Benny Parasan bukan politisi kemarin sore yang tiba-tiba menyemplungkan dirinya dalam suksesi pemimpin Kota Manado. Kenyang pengalaman 20 tahun jadi wakil rakyat di lembaga legislatif membuat dirinya bisa memahami apa yang harus dibuat untuk menyejahterahkan rakyat.
“Kami berkomitmen untuk kepentingan masyarakat, untuk apa melakukan pembangunan fisik kalau masyarakat duduk dan menangis,” kata Benny saat mendaftar sebagai bakal calon walikota Manado, bersama bakal calon wakil walikota Boby Daud di KPU Manado, akhir Agustus.

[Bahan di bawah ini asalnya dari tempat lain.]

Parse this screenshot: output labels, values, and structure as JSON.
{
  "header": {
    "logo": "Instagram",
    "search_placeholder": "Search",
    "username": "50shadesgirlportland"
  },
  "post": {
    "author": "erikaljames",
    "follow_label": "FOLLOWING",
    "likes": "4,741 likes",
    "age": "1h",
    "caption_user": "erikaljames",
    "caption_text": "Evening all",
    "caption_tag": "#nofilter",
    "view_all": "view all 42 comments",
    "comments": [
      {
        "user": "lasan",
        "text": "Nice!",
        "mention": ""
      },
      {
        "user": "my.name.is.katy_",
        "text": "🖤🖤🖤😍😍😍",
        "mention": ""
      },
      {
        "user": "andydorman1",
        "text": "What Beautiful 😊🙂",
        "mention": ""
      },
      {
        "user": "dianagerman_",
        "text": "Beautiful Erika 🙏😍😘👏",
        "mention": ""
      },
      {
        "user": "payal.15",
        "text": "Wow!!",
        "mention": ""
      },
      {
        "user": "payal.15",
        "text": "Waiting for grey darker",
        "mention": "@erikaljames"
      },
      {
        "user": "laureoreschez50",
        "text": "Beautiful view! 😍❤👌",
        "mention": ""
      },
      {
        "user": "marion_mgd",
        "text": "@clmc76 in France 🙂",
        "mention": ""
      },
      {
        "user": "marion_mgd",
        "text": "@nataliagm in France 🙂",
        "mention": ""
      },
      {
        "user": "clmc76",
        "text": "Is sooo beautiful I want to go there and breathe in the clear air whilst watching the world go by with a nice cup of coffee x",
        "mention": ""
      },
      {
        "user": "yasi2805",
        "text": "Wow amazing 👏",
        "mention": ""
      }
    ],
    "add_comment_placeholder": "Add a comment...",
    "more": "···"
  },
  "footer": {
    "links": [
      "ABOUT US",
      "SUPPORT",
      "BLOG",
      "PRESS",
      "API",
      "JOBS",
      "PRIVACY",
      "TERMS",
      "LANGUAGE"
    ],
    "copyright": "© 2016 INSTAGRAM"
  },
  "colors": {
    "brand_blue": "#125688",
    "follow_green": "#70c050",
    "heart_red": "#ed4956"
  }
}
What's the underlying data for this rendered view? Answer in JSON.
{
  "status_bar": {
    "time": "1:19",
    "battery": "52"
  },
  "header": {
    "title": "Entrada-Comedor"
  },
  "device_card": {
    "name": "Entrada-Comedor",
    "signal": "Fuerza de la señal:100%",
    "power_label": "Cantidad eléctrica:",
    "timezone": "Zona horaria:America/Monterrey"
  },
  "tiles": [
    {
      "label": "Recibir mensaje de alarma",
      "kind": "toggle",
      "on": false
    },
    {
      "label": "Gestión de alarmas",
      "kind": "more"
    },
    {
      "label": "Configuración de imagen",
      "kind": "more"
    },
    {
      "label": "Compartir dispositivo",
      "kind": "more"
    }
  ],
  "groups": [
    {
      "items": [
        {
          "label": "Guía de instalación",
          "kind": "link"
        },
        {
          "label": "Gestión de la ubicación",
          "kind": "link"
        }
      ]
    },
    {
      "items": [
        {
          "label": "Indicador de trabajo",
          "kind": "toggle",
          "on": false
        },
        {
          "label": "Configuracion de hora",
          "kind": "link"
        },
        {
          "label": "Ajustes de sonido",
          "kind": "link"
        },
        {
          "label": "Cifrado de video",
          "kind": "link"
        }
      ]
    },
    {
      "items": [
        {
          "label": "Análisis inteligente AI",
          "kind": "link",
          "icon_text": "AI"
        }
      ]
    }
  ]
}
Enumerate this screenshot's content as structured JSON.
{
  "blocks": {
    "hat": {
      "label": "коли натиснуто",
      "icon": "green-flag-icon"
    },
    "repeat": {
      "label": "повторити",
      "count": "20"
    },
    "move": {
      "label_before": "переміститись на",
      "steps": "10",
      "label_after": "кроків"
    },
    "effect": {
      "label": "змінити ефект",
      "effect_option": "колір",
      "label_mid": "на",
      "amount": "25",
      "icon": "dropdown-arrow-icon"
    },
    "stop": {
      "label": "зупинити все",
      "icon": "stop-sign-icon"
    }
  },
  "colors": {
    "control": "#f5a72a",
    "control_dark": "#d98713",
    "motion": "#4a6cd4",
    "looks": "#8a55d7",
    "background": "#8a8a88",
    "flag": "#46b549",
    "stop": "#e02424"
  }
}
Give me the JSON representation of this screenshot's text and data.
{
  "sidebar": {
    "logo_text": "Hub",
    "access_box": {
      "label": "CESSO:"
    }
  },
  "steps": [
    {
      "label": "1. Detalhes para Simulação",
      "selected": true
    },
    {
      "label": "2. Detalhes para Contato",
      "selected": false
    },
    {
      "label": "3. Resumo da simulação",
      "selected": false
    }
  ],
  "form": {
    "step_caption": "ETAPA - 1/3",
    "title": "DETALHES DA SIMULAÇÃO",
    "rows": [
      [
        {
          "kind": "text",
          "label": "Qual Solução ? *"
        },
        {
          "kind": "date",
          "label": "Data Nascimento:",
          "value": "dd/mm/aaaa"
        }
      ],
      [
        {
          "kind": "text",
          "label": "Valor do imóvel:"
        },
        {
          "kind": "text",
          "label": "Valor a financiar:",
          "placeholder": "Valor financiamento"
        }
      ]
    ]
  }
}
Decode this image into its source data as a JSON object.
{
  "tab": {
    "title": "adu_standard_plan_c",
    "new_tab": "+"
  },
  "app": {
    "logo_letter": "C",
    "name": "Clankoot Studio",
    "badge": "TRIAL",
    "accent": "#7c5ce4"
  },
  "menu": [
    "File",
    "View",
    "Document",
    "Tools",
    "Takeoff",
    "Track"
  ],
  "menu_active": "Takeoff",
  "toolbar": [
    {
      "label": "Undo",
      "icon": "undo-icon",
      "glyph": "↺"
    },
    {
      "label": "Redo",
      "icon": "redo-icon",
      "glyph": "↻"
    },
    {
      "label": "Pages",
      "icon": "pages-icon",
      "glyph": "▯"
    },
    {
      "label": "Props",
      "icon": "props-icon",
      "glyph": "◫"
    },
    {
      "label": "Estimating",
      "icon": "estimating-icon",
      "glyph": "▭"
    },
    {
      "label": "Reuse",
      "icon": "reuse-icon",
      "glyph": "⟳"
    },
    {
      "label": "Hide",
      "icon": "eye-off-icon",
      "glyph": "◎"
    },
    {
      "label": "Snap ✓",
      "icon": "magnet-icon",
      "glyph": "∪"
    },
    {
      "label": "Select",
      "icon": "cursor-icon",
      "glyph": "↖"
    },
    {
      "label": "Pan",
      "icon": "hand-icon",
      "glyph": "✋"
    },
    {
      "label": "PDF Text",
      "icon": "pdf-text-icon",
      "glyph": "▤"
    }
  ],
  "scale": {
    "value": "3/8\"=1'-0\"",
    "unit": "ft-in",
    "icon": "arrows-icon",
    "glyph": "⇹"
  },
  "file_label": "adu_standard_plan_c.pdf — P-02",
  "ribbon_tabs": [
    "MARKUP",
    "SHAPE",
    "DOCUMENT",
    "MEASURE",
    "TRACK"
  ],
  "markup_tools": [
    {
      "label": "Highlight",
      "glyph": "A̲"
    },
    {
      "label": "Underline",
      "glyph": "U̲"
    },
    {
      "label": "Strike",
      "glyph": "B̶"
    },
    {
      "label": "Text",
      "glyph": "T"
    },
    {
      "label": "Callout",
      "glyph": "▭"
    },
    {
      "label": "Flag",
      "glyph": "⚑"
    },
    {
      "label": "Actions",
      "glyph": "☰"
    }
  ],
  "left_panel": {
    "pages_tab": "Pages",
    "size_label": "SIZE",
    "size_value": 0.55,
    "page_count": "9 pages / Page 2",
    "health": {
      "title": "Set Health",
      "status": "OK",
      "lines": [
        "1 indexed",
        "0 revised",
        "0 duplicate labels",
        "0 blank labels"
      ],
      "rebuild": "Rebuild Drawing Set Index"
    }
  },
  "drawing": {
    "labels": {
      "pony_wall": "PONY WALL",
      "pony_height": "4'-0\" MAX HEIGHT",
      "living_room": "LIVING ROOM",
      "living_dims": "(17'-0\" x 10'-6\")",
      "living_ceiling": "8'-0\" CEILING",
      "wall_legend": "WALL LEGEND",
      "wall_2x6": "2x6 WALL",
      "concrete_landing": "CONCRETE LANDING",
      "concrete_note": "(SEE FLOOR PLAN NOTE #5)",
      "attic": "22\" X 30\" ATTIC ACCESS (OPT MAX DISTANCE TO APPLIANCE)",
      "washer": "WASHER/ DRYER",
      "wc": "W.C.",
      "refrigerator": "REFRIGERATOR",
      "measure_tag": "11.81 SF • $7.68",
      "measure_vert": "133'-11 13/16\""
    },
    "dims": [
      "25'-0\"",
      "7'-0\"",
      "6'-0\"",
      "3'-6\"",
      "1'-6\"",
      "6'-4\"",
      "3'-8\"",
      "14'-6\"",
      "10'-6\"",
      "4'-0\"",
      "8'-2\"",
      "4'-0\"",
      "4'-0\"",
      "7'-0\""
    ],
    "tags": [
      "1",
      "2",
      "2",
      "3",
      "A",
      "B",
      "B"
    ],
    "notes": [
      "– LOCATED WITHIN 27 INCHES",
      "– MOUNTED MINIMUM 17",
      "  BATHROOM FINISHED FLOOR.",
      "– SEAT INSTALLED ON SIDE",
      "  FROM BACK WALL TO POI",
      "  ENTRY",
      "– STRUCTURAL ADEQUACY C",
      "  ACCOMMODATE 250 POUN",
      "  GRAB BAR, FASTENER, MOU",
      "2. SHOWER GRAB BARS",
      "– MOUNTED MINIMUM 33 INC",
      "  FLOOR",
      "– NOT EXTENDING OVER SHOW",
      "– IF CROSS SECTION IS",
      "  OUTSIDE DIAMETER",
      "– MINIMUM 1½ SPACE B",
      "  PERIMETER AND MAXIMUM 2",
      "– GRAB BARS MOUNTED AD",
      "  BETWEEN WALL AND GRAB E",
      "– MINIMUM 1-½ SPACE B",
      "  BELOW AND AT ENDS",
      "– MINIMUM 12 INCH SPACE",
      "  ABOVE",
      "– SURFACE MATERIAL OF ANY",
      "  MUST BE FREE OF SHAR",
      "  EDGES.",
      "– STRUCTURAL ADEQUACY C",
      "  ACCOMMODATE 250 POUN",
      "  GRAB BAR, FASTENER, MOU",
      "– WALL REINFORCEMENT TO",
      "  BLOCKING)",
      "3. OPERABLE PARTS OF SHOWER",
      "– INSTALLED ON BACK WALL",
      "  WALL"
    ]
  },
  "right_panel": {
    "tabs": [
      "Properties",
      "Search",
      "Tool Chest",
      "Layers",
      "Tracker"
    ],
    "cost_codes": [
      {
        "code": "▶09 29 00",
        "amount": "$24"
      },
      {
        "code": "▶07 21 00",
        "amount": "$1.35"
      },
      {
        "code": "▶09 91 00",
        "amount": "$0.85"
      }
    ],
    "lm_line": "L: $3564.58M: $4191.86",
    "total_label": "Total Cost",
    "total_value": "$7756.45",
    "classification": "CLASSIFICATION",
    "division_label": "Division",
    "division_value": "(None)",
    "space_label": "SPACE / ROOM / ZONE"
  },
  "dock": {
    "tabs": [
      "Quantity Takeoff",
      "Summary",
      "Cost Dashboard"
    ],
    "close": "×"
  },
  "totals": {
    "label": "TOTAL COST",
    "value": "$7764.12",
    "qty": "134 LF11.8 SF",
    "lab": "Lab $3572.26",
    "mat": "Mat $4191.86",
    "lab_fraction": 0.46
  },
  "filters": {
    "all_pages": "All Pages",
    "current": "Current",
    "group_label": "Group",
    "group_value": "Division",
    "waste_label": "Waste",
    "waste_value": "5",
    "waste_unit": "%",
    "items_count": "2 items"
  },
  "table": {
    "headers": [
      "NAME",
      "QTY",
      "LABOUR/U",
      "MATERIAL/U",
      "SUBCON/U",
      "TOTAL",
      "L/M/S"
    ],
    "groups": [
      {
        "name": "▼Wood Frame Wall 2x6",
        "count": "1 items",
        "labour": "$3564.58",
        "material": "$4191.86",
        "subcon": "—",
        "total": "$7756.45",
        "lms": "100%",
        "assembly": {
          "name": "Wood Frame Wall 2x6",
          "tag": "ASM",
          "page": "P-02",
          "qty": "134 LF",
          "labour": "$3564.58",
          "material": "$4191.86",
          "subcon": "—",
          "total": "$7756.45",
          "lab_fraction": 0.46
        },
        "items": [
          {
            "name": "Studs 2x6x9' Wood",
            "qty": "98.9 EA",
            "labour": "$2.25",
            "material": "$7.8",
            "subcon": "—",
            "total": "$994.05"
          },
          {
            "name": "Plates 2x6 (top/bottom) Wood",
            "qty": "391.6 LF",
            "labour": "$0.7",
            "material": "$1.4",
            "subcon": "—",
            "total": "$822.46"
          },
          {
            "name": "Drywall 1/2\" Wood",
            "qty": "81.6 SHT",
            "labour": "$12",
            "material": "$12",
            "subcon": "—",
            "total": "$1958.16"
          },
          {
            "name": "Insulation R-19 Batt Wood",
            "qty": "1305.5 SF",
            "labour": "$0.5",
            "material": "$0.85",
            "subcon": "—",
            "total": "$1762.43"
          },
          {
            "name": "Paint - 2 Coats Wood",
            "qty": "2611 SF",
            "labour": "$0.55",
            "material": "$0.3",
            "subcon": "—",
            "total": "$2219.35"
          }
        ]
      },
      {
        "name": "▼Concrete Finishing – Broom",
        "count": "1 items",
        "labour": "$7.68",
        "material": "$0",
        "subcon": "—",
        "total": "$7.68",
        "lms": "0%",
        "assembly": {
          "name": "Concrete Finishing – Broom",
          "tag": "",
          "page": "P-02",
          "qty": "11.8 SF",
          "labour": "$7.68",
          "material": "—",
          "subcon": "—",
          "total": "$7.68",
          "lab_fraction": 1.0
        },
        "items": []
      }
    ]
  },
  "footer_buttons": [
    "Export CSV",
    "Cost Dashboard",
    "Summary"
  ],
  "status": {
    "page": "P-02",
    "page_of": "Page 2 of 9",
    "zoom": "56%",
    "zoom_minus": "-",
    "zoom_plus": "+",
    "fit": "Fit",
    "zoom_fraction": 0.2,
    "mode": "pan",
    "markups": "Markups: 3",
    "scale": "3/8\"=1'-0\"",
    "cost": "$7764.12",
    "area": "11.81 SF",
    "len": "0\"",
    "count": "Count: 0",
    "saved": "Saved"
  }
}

Lantas calon walikota yang diusung Gerindra, PAN dan Partai Gerindra itu berpesan, visi-misi yang dia usung adalah menghadirkan lagi kesejahteraan untuk masyarakat.
Jelas bagi dia dan Boby, pembangunan infrastruktur yang kini berderap kencang adalah sebuah hal yang berbeda dengan persoalan kesejahteraan masyarakat. Faktanyanya, pembangunan dan kesejahteraan saat ini memang tidak ada dalam pola garis lurus lagi, tidak linear. Dan ini yang ditangkap Benny ketika bergelut dalam kesehariannya.
Sebagai legislator yang pernah mewakili masyarakat di DPRD Manado sejak 2004 hingga 2024, Benny menyadari hasil demokrasi harusnya berujung pada kebahagiaan rakyat. Lembaga-lembaga pilar demokrasi seharusnya mengelola hak hidup yang dipercayakan masyarakat, dan menghasilkan produk yang membahagiakan publik.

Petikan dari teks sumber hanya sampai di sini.